Thursday, January 26, 2023

Alumni Speaker Series: Dr. Reuben Miller Friday February 17th 6-7pm

Be sure to attend Loyola Sociology’s 2023 Eleanor Fails Alumni Speaker Series event!  This year, Sociology PhD alum Reuben Jonathan Miller will be giving a lecture titled “Guilt.”  Dr. Miller is a 2022 MacArthur Fellow and Associate Professor at the University of Chicago.  His recently published book, Halfway Home: Race, Punishment and the Afterlife of Mass Incarceration, won the Herbert Jacob Book Prize from the Law and Society Association, two PROSE Awards from the Association of American Publishers, and was a finalist for a PEN America/John Kenneth Galbraith Book Award and the LA Times Book Prize.
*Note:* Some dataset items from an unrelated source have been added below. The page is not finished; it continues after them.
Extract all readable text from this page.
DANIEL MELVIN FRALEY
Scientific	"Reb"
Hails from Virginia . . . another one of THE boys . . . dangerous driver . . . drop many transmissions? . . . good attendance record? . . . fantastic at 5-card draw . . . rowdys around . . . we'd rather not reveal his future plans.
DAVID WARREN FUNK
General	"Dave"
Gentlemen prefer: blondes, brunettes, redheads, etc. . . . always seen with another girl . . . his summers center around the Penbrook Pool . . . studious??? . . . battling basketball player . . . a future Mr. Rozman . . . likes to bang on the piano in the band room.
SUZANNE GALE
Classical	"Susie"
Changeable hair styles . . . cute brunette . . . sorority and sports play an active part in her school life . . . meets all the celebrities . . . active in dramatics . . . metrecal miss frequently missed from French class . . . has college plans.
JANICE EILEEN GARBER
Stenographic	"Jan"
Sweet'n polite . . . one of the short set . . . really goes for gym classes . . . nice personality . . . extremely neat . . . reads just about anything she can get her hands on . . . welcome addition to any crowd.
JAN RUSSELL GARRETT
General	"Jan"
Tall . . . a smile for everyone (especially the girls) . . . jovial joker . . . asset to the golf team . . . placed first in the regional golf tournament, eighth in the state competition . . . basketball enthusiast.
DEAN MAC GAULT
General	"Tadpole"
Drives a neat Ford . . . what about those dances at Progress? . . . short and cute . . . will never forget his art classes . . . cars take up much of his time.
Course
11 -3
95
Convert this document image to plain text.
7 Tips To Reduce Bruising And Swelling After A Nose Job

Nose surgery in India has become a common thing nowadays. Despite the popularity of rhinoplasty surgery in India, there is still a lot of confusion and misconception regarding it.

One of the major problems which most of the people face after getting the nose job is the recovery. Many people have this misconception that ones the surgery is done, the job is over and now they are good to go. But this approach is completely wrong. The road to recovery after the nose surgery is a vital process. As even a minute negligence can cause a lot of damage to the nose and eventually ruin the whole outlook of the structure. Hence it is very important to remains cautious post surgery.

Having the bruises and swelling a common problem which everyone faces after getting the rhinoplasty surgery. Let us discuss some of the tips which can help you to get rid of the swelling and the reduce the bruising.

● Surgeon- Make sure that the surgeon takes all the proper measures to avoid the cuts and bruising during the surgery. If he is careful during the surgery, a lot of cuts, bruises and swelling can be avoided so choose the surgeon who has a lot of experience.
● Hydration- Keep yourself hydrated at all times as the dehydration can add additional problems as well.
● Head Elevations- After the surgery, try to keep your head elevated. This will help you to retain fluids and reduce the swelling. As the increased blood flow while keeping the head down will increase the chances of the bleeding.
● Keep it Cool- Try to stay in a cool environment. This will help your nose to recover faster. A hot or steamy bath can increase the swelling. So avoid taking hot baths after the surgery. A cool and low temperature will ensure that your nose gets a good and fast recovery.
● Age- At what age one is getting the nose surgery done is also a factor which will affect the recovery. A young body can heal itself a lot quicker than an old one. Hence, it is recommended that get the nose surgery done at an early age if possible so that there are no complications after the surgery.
See the attached flyer for more details about the event, including the date, time, and location.  The Fails lecture will follow the graduate student symposium.



Dr. Miller was the keynote speaker at the 2022 New Student Convocation last fall!  He is a Loyola Sociology alum, and currently a professor at University of Chicago


Dr. Miller highlighted the many ways that the criminal justice system creates obstacles for those who enter it.  His work is published in his book,Halfway Home; Race, Punishment, and the Afterlife of Mass Incarceration.  You can read more about Miller's work from NPR here,

...those who leave incarceration are in many ways never truly free. They instead become members of the "supervised society" — and it is this uniquely disenfranchised population that is the focus of his book.
This indictment of the criminal justice system should trouble the soul of the nation. Miller writes in prose that is at once powerful and engaging — and combines an abundance of data with the lived experiences of the people the numbers represent. A sociologist, criminologist, social worker, and former chaplain at Chicago's Cook County Jail, his insights are partly drawn from having spent 15 years interviewing nearly 250 people caught up in the prison industrial complex. This work included a research project during which he spent three years engaging with 60 men and 30 women after their release from incarceration in Michigan. Miller can also claim far more experiential expertise, because he was "born black and poor in the age of mass incarceration" and, like every Black person he knows, "was stopped by the police a number of times." He is a scientist armed with statistical information, and he is the son and brother of incarcerated men.